3. A client is preparing to administer an enema to a 64-year-old client. Which of the following actions of the nurse is most appropriate?
- A. Assist the client to lie in the semi-Fowler position
- B. Apply lubricating jelly to the tip of the catheter before insertion
- C. Instill a total of 30cc of fluid into the client's rectum
- D. Ask the client to hold the solution in for 30 seconds
Correct answer: B
Rationale: When administering an enema to a client, the nurse should place the client in the Sims' position for easy access. The correct action is to apply lubricating jelly to the tip of the catheter before insertion to facilitate a smoother procedure. It is essential to instill a maximum of 750 to 1000 cc of fluid for an adult client, not just 30cc. Following administration, the nurse should ask the client to hold the solution for at least 5 minutes to allow for the desired effect of the enema. Therefore, choice B is the most appropriate action, as choices A, C, and D are incorrect due to inaccuracies in positioning, enema volume, and retention time.
4. A patient's blood pressure is 118/82 mm Hg. The patient asks the nurse, "What do the numbers mean?"? Which is the best reply by the nurse?
- A. "The numbers are within the normal range and are nothing to worry about."?
- B. "The bottom number is the diastolic pressure and reflects the pressure in the arteries when the heart relaxes."?
- C. "The top number is the systolic blood pressure and reflects the pressure of the blood against the arteries when the heart contracts."?
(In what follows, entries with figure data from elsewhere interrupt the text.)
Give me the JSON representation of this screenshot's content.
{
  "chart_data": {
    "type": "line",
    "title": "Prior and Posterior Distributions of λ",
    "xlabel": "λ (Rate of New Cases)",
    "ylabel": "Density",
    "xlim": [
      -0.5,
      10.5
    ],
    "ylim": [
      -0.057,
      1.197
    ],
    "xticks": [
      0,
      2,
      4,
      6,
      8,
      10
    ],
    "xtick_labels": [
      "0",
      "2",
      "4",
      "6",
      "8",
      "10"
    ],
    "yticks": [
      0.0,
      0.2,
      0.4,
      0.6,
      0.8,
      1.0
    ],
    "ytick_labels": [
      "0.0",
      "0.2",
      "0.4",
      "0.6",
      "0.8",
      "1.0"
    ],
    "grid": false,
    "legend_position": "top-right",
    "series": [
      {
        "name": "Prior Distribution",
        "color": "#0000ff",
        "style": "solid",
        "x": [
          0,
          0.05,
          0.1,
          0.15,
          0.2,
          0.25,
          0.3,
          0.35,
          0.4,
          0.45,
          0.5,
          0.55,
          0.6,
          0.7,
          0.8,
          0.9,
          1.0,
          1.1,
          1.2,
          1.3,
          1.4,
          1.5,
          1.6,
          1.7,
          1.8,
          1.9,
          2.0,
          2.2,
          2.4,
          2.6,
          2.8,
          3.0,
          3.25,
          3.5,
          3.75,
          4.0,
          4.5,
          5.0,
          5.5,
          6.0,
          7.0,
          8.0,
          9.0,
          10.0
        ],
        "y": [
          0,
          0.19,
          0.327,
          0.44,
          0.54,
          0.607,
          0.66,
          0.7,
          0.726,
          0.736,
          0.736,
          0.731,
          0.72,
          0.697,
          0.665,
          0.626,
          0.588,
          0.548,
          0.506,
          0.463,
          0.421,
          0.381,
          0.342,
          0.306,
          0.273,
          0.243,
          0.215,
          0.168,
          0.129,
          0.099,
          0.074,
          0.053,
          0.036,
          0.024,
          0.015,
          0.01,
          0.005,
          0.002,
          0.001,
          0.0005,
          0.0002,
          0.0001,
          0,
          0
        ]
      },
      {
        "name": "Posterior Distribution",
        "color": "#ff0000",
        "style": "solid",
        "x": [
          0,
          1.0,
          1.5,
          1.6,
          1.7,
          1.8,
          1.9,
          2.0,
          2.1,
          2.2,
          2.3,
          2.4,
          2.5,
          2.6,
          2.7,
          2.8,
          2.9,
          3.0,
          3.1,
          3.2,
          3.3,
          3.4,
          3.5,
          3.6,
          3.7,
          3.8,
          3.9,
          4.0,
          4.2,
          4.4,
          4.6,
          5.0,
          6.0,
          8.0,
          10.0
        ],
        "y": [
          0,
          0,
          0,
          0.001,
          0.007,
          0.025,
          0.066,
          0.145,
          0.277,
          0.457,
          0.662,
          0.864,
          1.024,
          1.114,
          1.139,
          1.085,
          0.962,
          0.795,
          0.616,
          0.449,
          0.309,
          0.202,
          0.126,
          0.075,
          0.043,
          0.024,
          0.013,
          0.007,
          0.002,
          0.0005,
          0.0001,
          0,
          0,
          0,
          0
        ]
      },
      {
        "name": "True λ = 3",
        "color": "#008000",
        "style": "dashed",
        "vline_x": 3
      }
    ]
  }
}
- D. "The concept of blood pressure can be complex. The primary thing to be concerned about is the top number, or the systolic blood pressure."?
Correct answer: C
Rationale: The systolic pressure is the maximum pressure felt on the artery during left ventricular contraction, or systole. The diastolic pressure is the elastic recoil, or resting, pressure that the blood constantly exerts in between each contraction. The nurse should answer the patient's question in terms they can understand and not just say it is normal and there is nothing to worry about. The diastolic pressure is the pressure in the vessels when the heart is at rest, not the stroke volume. Both the systolic and diastolic blood pressure are important. Choice A is incorrect as providing a vague reassurance does not address the patient's query. Choice B is incorrect as it inaccurately describes the diastolic pressure as reflecting stroke volume, which is incorrect. Choice D is incorrect as it oversimplifies the explanation, focusing solely on the top number without providing a complete understanding of blood pressure.
5. A urine pregnancy test:
- A. May be negative even if a blood pregnancy test is positive.
- B. Is positive only during the first trimester of pregnancy.
- C. Will be negative if the amount of LH isn't enough to meet or exceed the sensitivity of the testing device.
- D. All of the above.
Correct answer: A
Rationale: A urine pregnancy test detects HCG in a pregnant woman's urine. Blood levels of HCG are usually higher and register earlier than HCG levels in the urine. Choice A is correct because urine pregnancy tests may be negative even if a blood pregnancy test is positive due to the differences in HCG levels in blood and urine. Choice B is incorrect because a urine pregnancy test can be positive throughout pregnancy, not just in the first trimester. Choice C is incorrect because LH (luteinizing hormone) is not the hormone detected in a pregnancy test; it is HCG (human chorionic gonadotropin). Choice D is incorrect because not all the statements provided are true.